Le verdict est finalement tombé dans le procès du cardiologue Guy Turcotte : non criminellement responsable pour cause de troubles mentaux. À peine le verdict a-t-il été prononcé que la planète Web s’est enflammée. Beaucoup se sont dits surpris de ce dénouement, d’autres ont remis en question leur croyance en notre système de justice.
Pour ma part, je dois avouer que le verdict m’a surpris. Non qu’il m’était impossible de concevoir un verdict de non-responsabilité criminelle pour cause de troubles mentaux, mais bien parce que j’étais convaincu que dans un cas aussi médiatisé ayant directement atteint la sensibilité et les valeurs de la population, un verdict de meurtres au premier degré (meurtres prémédités) m’apparaissait plus probable. Comme me l’a un jour dit un professeur de droit et avocat de la défense reconnu, l’impartialité est une utopie en justice, quelque chose qu’on désire établir lors de procès, mais qui n’est aucunement compatible avec la nature humaine. La population est partiale, les avocats sont partiaux, les jurés sont partiaux et même les juges le sont. Le nier, c’est se mettre la tête dans le sable. Mais bon, cela pourrait faire l’objet d’un autre débat et d’un autre billet.
Cela étant dit, qu’on soit d’accord ou non avec le verdict rendu par les onze jurés, je crois qu’il importe d’expliquer ce qu’il implique. Contrairement à la croyance populaire, Guy Turcotte n’est pas un homme libre, loin de là . En fait, un individu reconnu non criminellement responsable pour cause de troubles mentaux verra son sort être remis entre les mains de la Commission d’examen. Celle-ci devra prendre l’une des trois décisions suivantes : remettre l’individu en liberté inconditionnelle, le soumettre à une liberté conditionnelle avec des restrictions très claires ou bien le garder au sein d’un établissement psychiatrique.
Ainsi, oui, la Commission pourrait remettre en liberté Guy Turcotte inconditionnellement, mais elle pourrait aussi le garder détenu dans un établissement psychiatrique. Ce seront les analyses et les rapports d’experts qui guideront la décision de la Commission.
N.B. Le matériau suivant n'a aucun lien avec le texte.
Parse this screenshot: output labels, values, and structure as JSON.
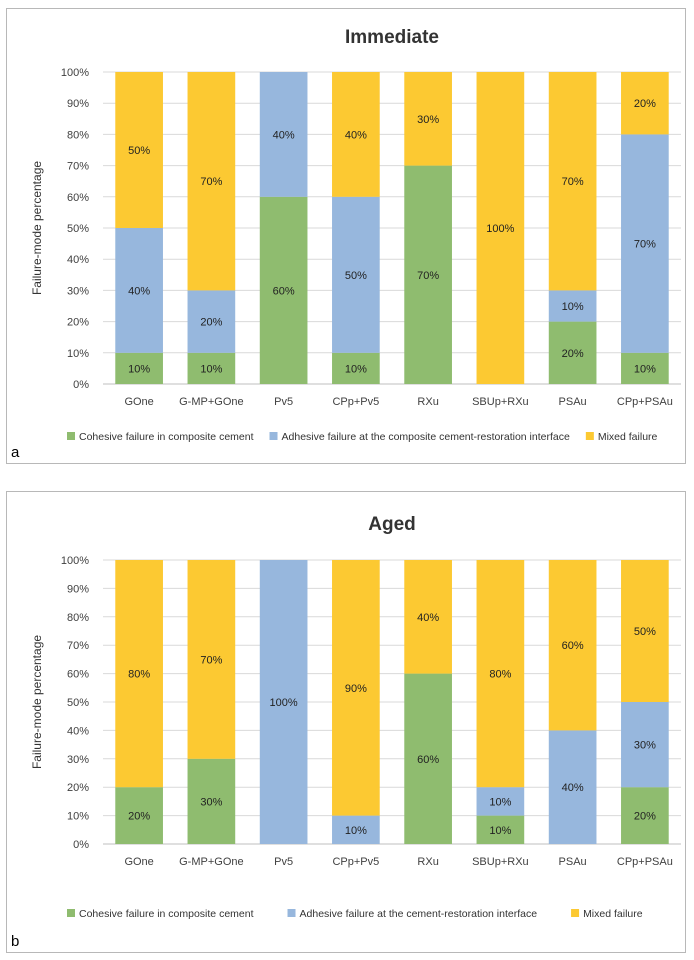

Croyez-moi, par expérience, une personne reconnue non criminellement responsable pour cause de troubles mentaux peut demeurer très longtemps sous la Commission d’examen, aussi longtemps qu’elle représentera un danger pour la société ou pour elle-même. D’ailleurs, dans le cas du Dr Turcotte, je ne pense pas qu’il représente un danger pour la société, mais plutôt pour lui-même. Même si nous ne connaissons pas tous les détails de cette affaire et que nous pouvons encore moins interroger le cardiologue, je crois qu’il présente un haut risque suicidaire puisque non seulement a-t-il manifesté de la culpabilité par rapport à ses gestes, mais il semble encore avoir du mal à accepter l’échec de son mariage. De plus, son nom et son visage sont connus et il est assez intelligent pour savoir que sa vie ne sera plus jamais la même à partir de maintenant. Tous ces facteurs sont des éléments permettant de croire que Turcotte présente un haut risque pour lui-même. Tant que ce dernier ne sera écarté, je doute que le médecin le plus tristement connu du Québec recouvre une liberté totale.